A pair of men’s work trousers that auctioneers in New York believe may be the world’s oldest pair of jeans have sold for $114,000, the BBC reported.
The trousers were found in a sunken chest in a shipwreck in 1857 off the coast of North Carolina.
They have five buttons and are believed to have belonged to a miner. The jeans were among 270 pieces of Gold Rush-era memorabilia that sold for a total of nearly $1 million, according to Holabird Western Americana Collections. The auction was held in Reno, Nevada, in the western United States, as well as online on December 3.
“These miner’s jeans are like the first American flag planted on the moon, a historic moment in history,” said Dwight Manley, managing partner of California Gold Marketing Group, which owns the artifacts. “There are no earlier five-button jeans”.

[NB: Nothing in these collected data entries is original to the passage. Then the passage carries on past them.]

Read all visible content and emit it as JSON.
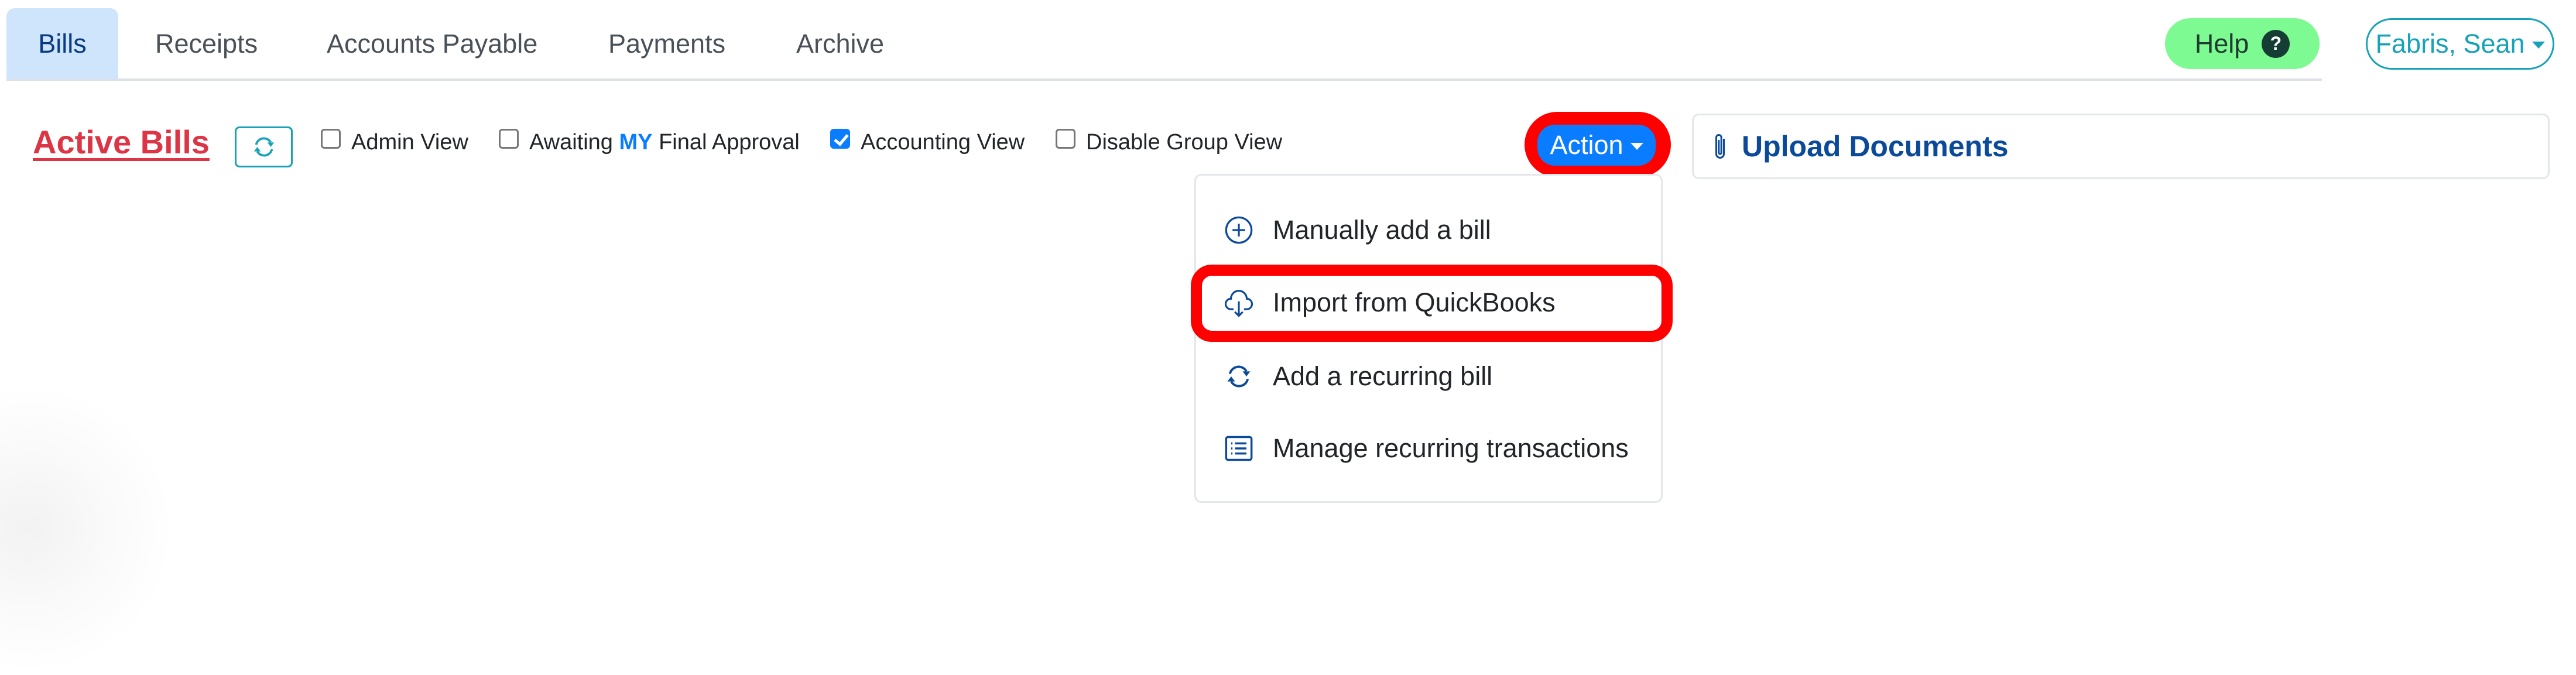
{
  "tabs": [
    {
      "label": "Bills",
      "active": true
    },
    {
      "label": "Receipts",
      "active": false
    },
    {
      "label": "Accounts Payable",
      "active": false
    },
    {
      "label": "Payments",
      "active": false
    },
    {
      "label": "Archive",
      "active": false
    }
  ],
  "header": {
    "help_label": "Help",
    "help_icon": "question-circle-icon",
    "user_label": "Fabris, Sean"
  },
  "toolbar": {
    "title": "Active Bills",
    "refresh_icon": "refresh-icon",
    "checkboxes": [
      {
        "label": "Admin View",
        "checked": false
      },
      {
        "label_prefix": "Awaiting ",
        "label_emphasis": "MY",
        "label_suffix": " Final Approval",
        "checked": false
      },
      {
        "label": "Accounting View",
        "checked": true
      },
      {
        "label": "Disable Group View",
        "checked": false
      }
    ],
    "action_label": "Action",
    "upload_label": "Upload Documents",
    "upload_icon": "paperclip-icon"
  },
  "action_menu": {
    "items": [
      {
        "label": "Manually add a bill",
        "icon": "plus-circle-icon"
      },
      {
        "label": "Import from QuickBooks",
        "icon": "cloud-download-icon",
        "highlighted": true
      },
      {
        "label": "Add a recurring bill",
        "icon": "recurring-arrows-icon"
      },
      {
        "label": "Manage recurring transactions",
        "icon": "list-icon"
      }
    ]
  },
  "colors": {
    "active_tab_bg": "#cfe5fc",
    "active_tab_text": "#0b3a85",
    "title_red": "#dc3545",
    "teal": "#17a2b8",
    "primary_blue": "#0a7cff",
    "help_green": "#7dfa92",
    "annotation_red": "#ff0000",
    "icon_blue": "#0b4a98"
  }
}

The items originate from the SS Central America, also known as the “Ship of Gold,” an 85-meter steamer that in the 1850s carried passengers to and from Central America to the US East Coast.
The ship sank in a category two hurricane in September 1857, killing 425 of the 578 passengers and crew.
The passengers sank along with about 21 tons of gold coins and artifacts. The shipwreck site was first discovered in 1988.
The men’s work pants were found in a suitcase belonging to John Dement, an Oregon man who may have purchased them in San Francisco, the auction company said.
Levi Strauss made the first pair of blue jeans in San Francisco in 1873, 16 years after the shipwreck that contained the miner’s pants.
But the company’s historian and director of archives, Tracey Panek, told the BBC there was “no connection between Levi Strauss & Co and the trousers from the Reno auction”, nor were they “miner’s work trousers”.
“The pants are not made of denim and were made years before” Levi Strauss patented his blue jeans, she said, adding that button-down pants were common in the 19th century.
The sale comes two months after a pair of vintage Levi’s jeans from the 1980s – found in an abandoned mine shaft in the western US – sold for $76,000 at an auction in New Mexico.